Amid growing economic pressure on households and businesses, Nigerian banks are now grappling with a worrying rise in loan defaults. Data from the unaudited financial statements of the top 11 banks for the nine months ended Q3 2025 show that Non-Performing Loans (NPLs) climbed to ₦21.2 trillion from ₦20.2 trillion at the end of 2024, with nine of the banks recording increases in bad loans.
Tier-1 banks carry the largest share of this burden, accounting for ₦17.63 trillion in NPLs, while Tier-2 banks recorded a 10 percent rise to ₦3.54 trillion. The Central Bank of Nigeria’s Financial Stability Report confirms the trend, noting that the NPL ratio rose above the regulatory benchmark of 5 percent to 5.76 percent by mid-2025.
Two key factors are driving this surge. The first is the withdrawal of COVID-19 regulatory forbearance, which had allowed banks to restructure loans and extend repayment moratoriums.
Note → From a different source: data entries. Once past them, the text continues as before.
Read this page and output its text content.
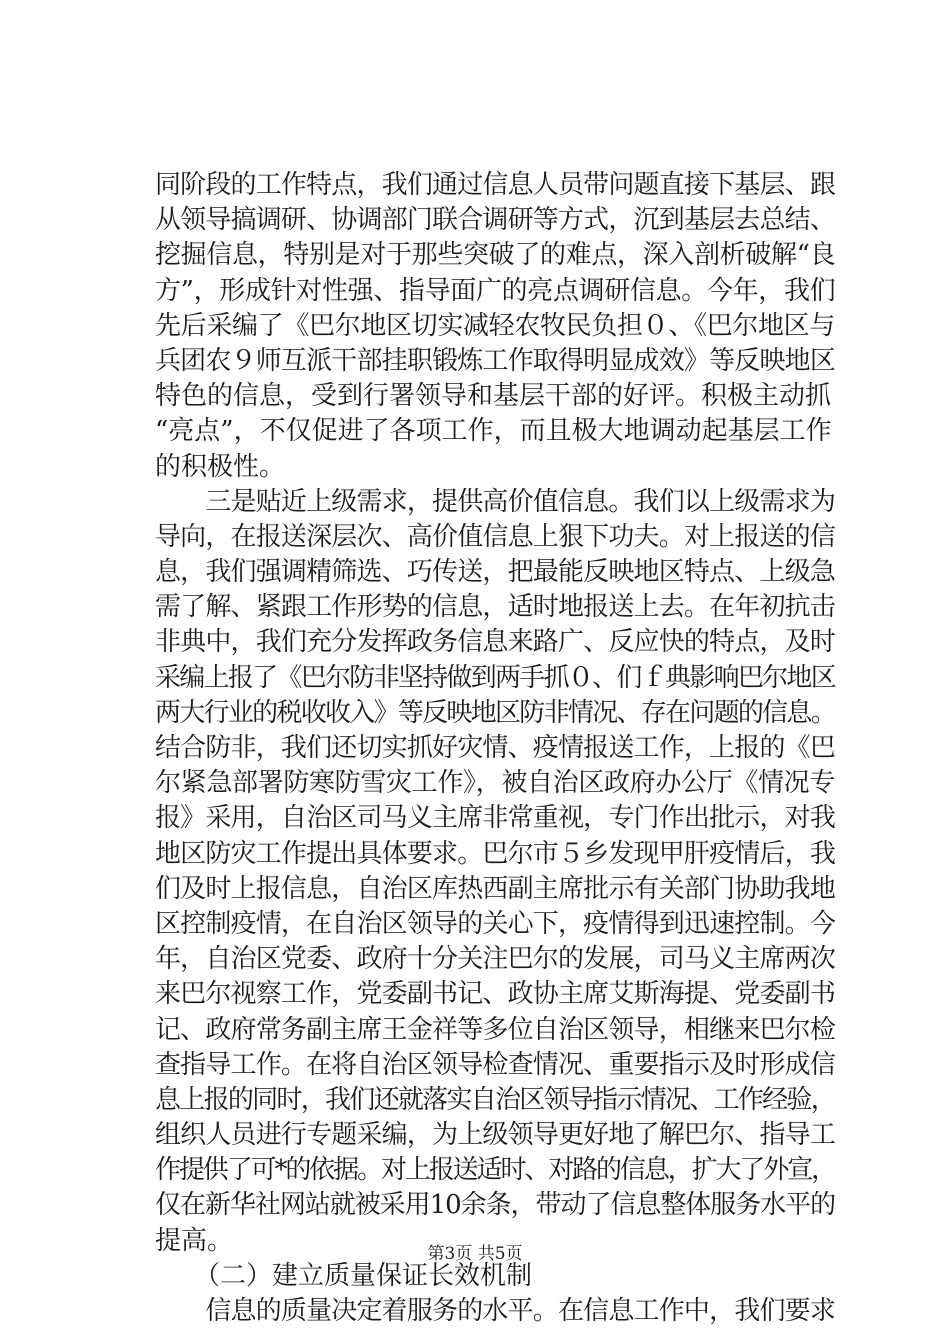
同阶段的工作特点，我们通过信息人员带问题直接下基层、跟
从领导搞调研、协调部门联合调研等方式，沉到基层去总结、
挖掘信息，特别是对于那些突破了的难点，深入剖析破解“良
方”，形成针对性强、指导面广的亮点调研信息。今年，我们
先后采编了《巴尔地区切实减轻农牧民负担０、《巴尔地区与
兵团农９师互派干部挂职锻炼工作取得明显成效》等反映地区
特色的信息，受到行署领导和基层干部的好评。积极主动抓
“亮点”，不仅促进了各项工作，而且极大地调动起基层工作
的积极性。
　　三是贴近上级需求，提供高价值信息。我们以上级需求为
导向，在报送深层次、高价值信息上狠下功夫。对上报送的信
息，我们强调精筛选、巧传送，把最能反映地区特点、上级急
需了解、紧跟工作形势的信息，适时地报送上去。在年初抗击
非典中，我们充分发挥政务信息来路广、反应快的特点，及时
采编上报了《巴尔防非坚持做到两手抓０、们ｆ典影响巴尔地区
两大行业的税收收入》等反映地区防非情况、存在问题的信息。
结合防非，我们还切实抓好灾情、疫情报送工作，上报的《巴
尔紧急部署防寒防雪灾工作》，被自治区政府办公厅《情况专
报》采用，自治区司马义主席非常重视，专门作出批示，对我
地区防灾工作提出具体要求。巴尔市５乡发现甲肝疫情后，我
们及时上报信息，自治区库热西副主席批示有关部门协助我地
区控制疫情，在自治区领导的关心下，疫情得到迅速控制。今
年，自治区党委、政府十分关注巴尔的发展，司马义主席两次
来巴尔视察工作，党委副书记、政协主席艾斯海提、党委副书
记、政府常务副主席王金祥等多位自治区领导，相继来巴尔检
查指导工作。在将自治区领导检查情况、重要指示及时形成信
息上报的同时，我们还就落实自治区领导指示情况、工作经验，
组织人员进行专题采编，为上级领导更好地了解巴尔、指导工
作提供了可*的依据。对上报送适时、对路的信息，扩大了外宣，
仅在新华社网站就被采用10余条，带动了信息整体服务水平的
提高。
　　（二）建立质量保证长效机制
　　信息的质量决定着服务的水平。在信息工作中，我们要求
第3页 共5页
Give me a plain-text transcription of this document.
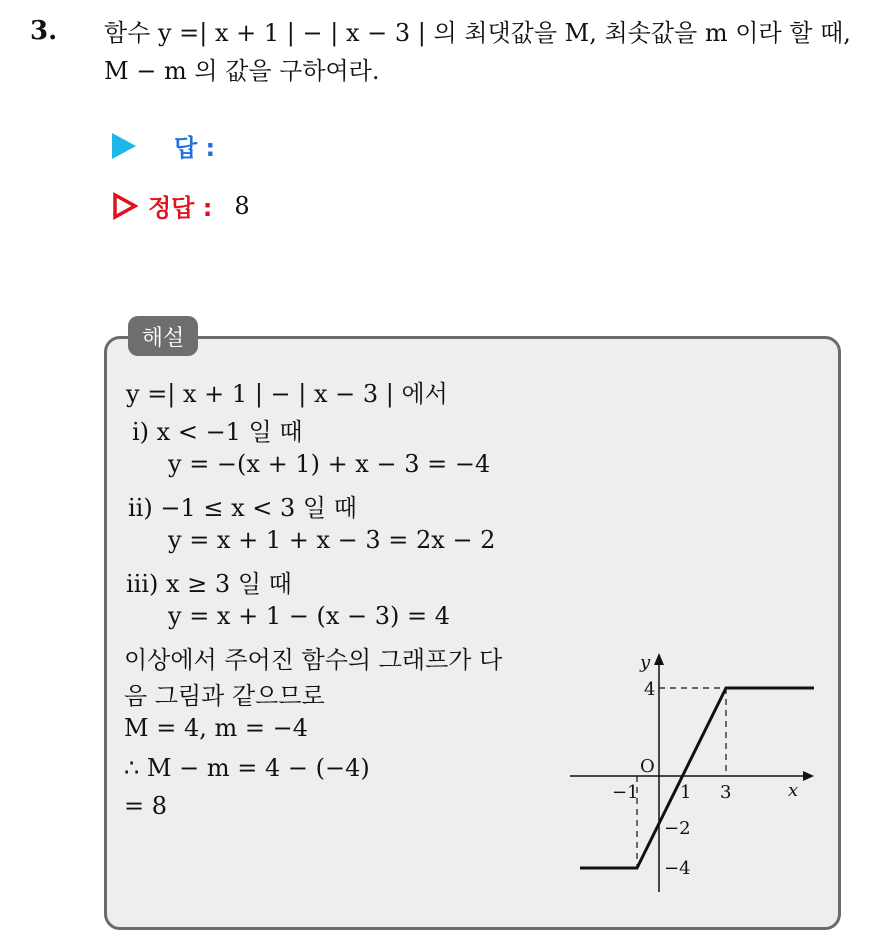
3. 함수 y =| x + 1 | − | x − 3 | 의 최댓값을 M, 최솟값을 m 이라 할 때, M − m 의 값을 구하여라.
답 :
정답 : 8
해설
y =| x + 1 | − | x − 3 | 에서
ⅰ) x < −1 일 때
y = −(x + 1) + x − 3 = −4
ⅱ) −1 ≤ x < 3 일 때
y = x + 1 + x − 3 = 2x − 2
ⅲ) x ≥ 3 일 때
y = x + 1 − (x − 3) = 4
이상에서 주어진 함수의 그래프가 다
음 그림과 같으므로
M = 4, m = −4
∴ M − m = 4 − (−4)
= 8
y
x
O
−1 1 3
4
−2
−4
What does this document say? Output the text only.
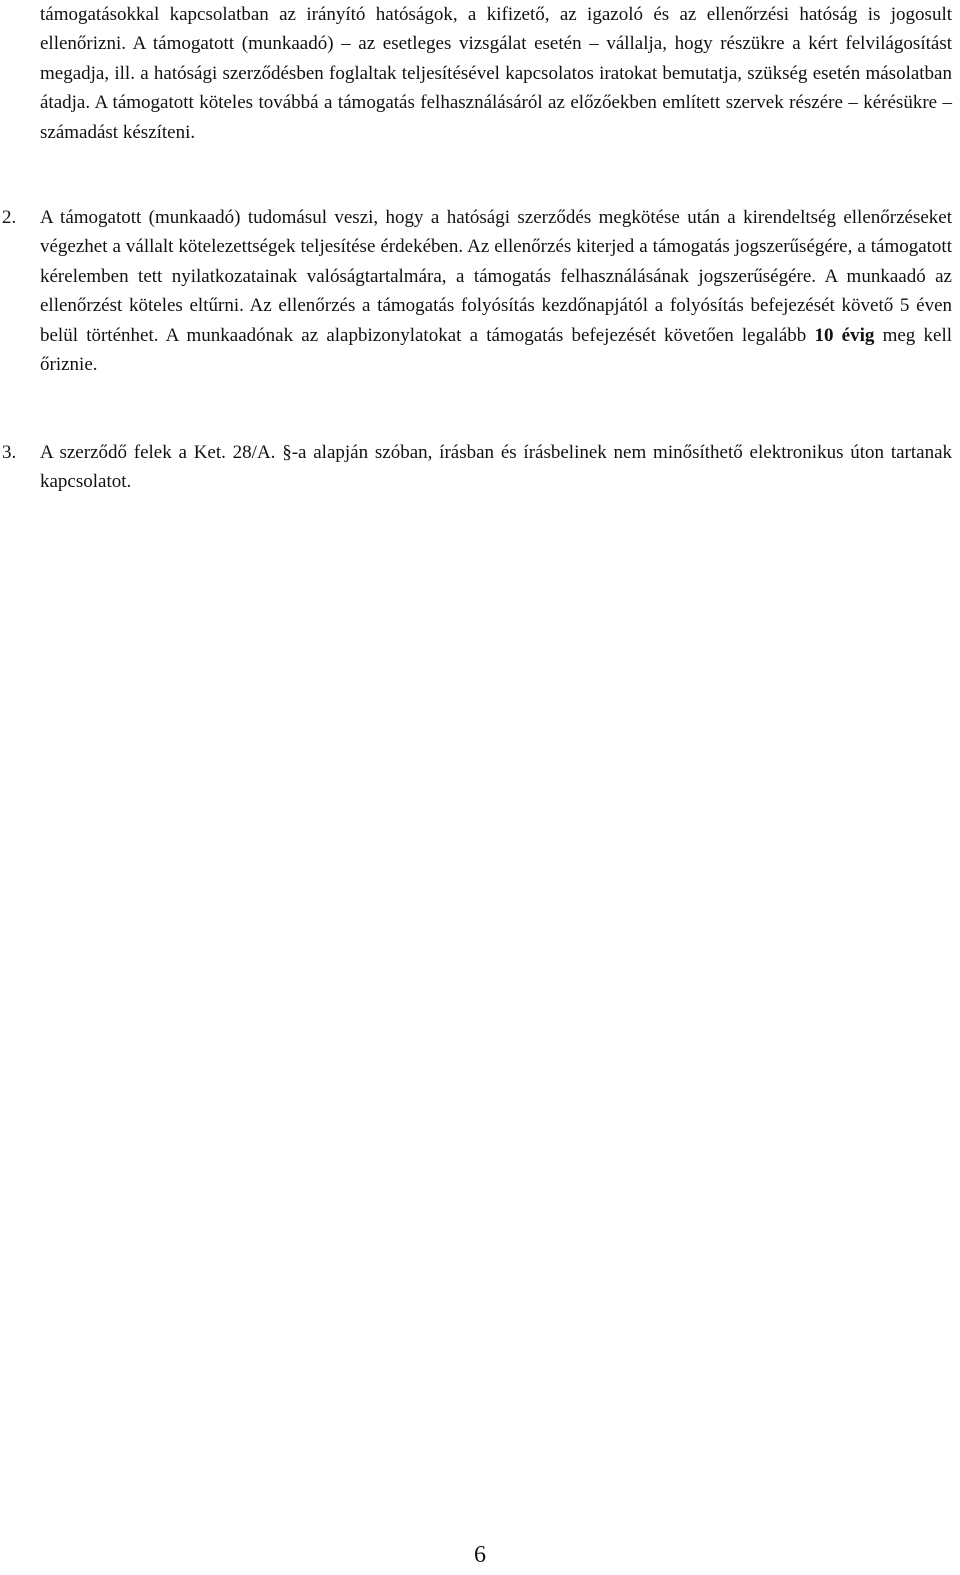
támogatásokkal kapcsolatban az irányító hatóságok, a kifizető, az igazoló és az ellenőrzési hatóság is jogosult ellenőrizni. A támogatott (munkaadó) – az esetleges vizsgálat esetén – vállalja, hogy részükre a kért felvilágosítást megadja, ill. a hatósági szerződésben foglaltak teljesítésével kapcsolatos iratokat bemutatja, szükség esetén másolatban átadja. A támogatott köteles továbbá a támogatás felhasználásáról az előzőekben említett szervek részére – kérésükre – számadást készíteni.

2.	A támogatott (munkaadó) tudomásul veszi, hogy a hatósági szerződés megkötése után a kirendeltség ellenőrzéseket végezhet a vállalt kötelezettségek teljesítése érdekében. Az ellenőrzés kiterjed a támogatás jogszerűségére, a támogatott kérelemben tett nyilatkozatainak valóságtartalmára, a támogatás felhasználásának jogszerűségére. A munkaadó az ellenőrzést köteles eltűrni. Az ellenőrzés a támogatás folyósítás kezdőnapjától a folyósítás befejezését követő 5 éven belül történhet. A munkaadónak az alapbizonylatokat a támogatás befejezését követően legalább 10 évig meg kell őriznie.

3.	A szerződő felek a Ket. 28/A. §-a alapján szóban, írásban és írásbelinek nem minősíthető elektronikus úton tartanak kapcsolatot.

6
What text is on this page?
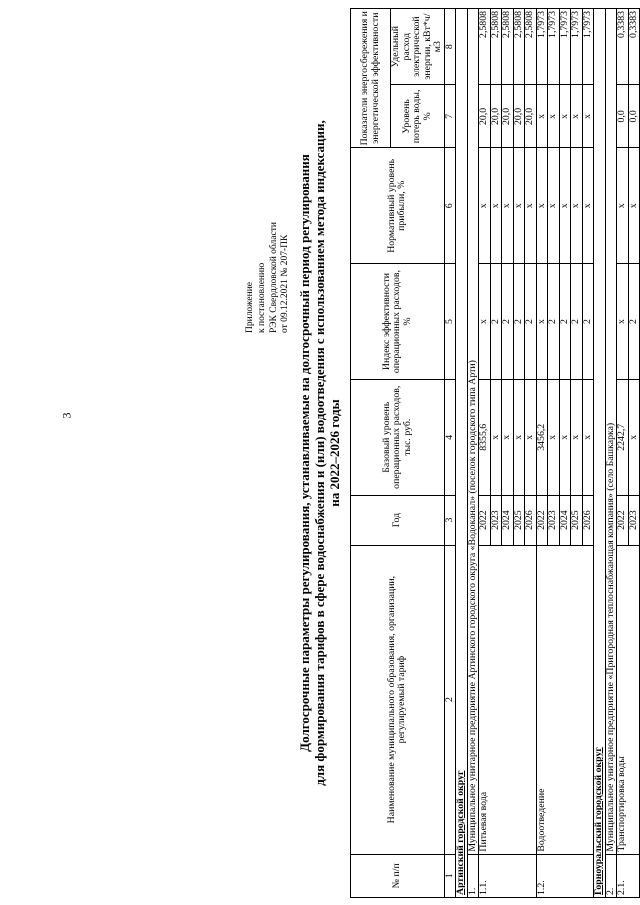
3
Приложение к постановлению РЭК Свердловской области от 09.12.2021 № 207-ПК Долгосрочные параметры регулирования, устанавливаемые на долгосрочный период регулирования для формирования тарифов в сфере водоснабжения и (или) водоотведения с использованием метода индексации, на 2022–2026 годы
№ п/п	Наименование муниципального образования, организации, регулируемый тариф	Год	Базовый уровень операционных расходов, тыс. руб.	Индекс эффективности операционных расходов, %	Нормативный уровень прибыли, %	Показатели энергосбережения и энергетической эффективности	
						Уровень потерь воды, %	Удельный расход электрической энергии, кВт*ч/м3
1	2	3	4	5	6	7	8
Артинский городской округ							
1.	Муниципальное унитарное предприятие Артинского городского округа «Водоканал» (поселок городского типа Арти)						
1.1.	Питьевая вода	2022	8355,6	x	x	20,0	2,5808
		2023	x	2	x	20,0	2,5808
		2024	x	2	x	20,0	2,5808
		2025	x	2	x	20,0	2,5808
		2026	x	2	x	20,0	2,5808
1.2.	Водоотведение	2022	3456,2	x	x	x	1,7973
		2023	x	2	x	x	1,7973
		2024	x	2	x	x	1,7973
		2025	x	2	x	x	1,7973
		2026	x	2	x	x	1,7973
Горноуральский городской округ							
2.	Муниципальное унитарное предприятие «Пригородная теплоснабжающая компания» (село Башкарка)						
2.1.	Транспортировка воды	2022	2242,7	x	x	0,0	0,3383
		2023	x	2	x	0,0	0,3383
With the removal of this relief, many previously shielded loans had to be properly reclassified as non-performing.
The second factor is the genuine rise in loan defaults, particularly among businesses. CBN credit condition reports across Q2, Q3, and Q4 of 2025 consistently show higher default rates for secured, unsecured, and corporate lending. High interest rates, reduced purchasing power, and broader economic strain have made debt servicing increasingly difficult for many firms.
Analysts also point to the sharp depreciation of the naira as a major contributor. Many companies had opened foreign currency Letters of Credit when exchange rates were far lower. As the dollar surged to around ₦1,800, these obligations became nearly impossible to meet, turning viable loans into distressed exposures.
The removal of fuel subsidies and rising operational costs in sectors such as construction further worsened repayment capacity. While macroeconomic indicators may suggest gradual improvement, the lived reality for businesses and households remains challenging. Banks are now left to manage the fallout while strengthening provisions and capital buffers to maintain financial system stability.